Yield: 1 loaf of bread/ 14 slices
Serving size: 1 slice
Since I first shared my original recipe for Miracle bread, it has become one of my most popular recipes. This version, Miracle Brioche Bread, may be my favorite iteration of that original recipe. It’s lightly sweet and buttery in taste, with a lovely soft texture. It goes well with any of your favorite toppings. Enjoy it with everything from peanut butter to burgers, as it’s delicious with both sweet and savory toppings.
- 4 large eggs
- 1 2/3 cups (185.92g) of freshly shredded, low moisture, whole milk mozzarella cheese
- 3 oz. (85.05g) cream cheese
- 1 tbsp. (14.2g) unsalted butter
- 3 1/3 tbsp. (51.97g) egg white powder, here’s a link to the brand I use
- 1 1/2 tsp. (7.2g) baking soda
- 1/3 cup (55g) granular erythritol
- Preheat the oven to 350°F (180 °C).
- Line a large loaf pan with two pieces of parchment paper as follows. Place the first piece of paper to cover the length of the pan from end to end and up the far sides. Place the second piece on top, going widthwise and up the two remaining sides.
- Butter the parchment paper generously. I use four medium binder clips to secure the parchment paper to the loaf pan while buttering. Doing so makes buttering the parchment easier.

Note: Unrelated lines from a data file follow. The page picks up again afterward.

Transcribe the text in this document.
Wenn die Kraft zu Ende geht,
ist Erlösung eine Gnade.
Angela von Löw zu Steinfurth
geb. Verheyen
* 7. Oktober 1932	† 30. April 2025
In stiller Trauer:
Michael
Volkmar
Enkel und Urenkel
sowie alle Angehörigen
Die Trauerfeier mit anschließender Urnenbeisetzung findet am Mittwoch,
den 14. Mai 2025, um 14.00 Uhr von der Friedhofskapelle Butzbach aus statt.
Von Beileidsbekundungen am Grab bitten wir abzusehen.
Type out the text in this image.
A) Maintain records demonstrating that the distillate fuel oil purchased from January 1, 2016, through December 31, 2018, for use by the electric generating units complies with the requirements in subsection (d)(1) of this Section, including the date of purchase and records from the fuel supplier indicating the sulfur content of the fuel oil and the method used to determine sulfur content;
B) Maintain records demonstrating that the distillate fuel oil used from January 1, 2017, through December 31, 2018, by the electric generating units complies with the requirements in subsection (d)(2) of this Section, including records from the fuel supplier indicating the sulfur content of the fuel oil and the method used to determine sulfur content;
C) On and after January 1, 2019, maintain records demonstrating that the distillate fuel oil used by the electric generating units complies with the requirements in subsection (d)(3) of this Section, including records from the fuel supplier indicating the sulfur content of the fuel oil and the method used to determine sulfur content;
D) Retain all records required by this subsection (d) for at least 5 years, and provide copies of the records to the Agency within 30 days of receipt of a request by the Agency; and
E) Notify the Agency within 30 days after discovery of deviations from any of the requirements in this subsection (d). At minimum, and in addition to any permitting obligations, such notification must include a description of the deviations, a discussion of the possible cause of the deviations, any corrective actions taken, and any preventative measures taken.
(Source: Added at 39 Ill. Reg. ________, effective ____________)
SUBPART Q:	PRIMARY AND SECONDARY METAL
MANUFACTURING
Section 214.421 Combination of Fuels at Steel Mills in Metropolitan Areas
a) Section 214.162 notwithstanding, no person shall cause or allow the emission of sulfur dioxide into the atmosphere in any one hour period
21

- Place the eggs, egg white powder, erythritol, and baking soda in a bowl. Stir just slightly to combine. The mixture does not need to be smooth or mixed very well. It’s okay if it’s very lumpy as long as all the egg white powder has gotten wet. Scrape any powder on the sides of the bowl back down into the egg mixture.
- Pour the egg mixture into the bowl of a food processor fitted with a steel blade. Process on high until smooth.
- Place the butter and cream cheese into a large microwaveable bowl. Place the shredded cheese on top of the butter and cream cheese.
- Microwave the cheese mixture at thirty-second intervals, mixing with a large spoon after each interval. Repeat three times or until the mixture has melted and resembles a smooth taffy.
- Carefully transfer the cheese mixture into the food processor bowl with the eggs.
- Process on high until you have a smooth, thick batter that resembles pancake batter.
- Pour the batter into the prepared loaf pan and remove the clips. Place the loaf pan on a sturdy baking sheet and place it in the center of the preheated oven. Bake for about one hour and twenty minutes, or until a toothpick inserted near the center of the bread comes out completely dry. The outside of the bread will be a very dark golden brown.
- Place the loaf pan on a wire rack to cool for 20 minutes before removing the bread from the pan.
- Remove the parchment paper from the loaf and allow it to cool completely before slicing.
- Use a serrated bread knife to slice the bread into 14 even slices, about 1/2″-3/4″ thick.
- Store the bread in a plastic storage bag in the refrigerator. Leave the bag partially opened until it has reached refrigerator temperature.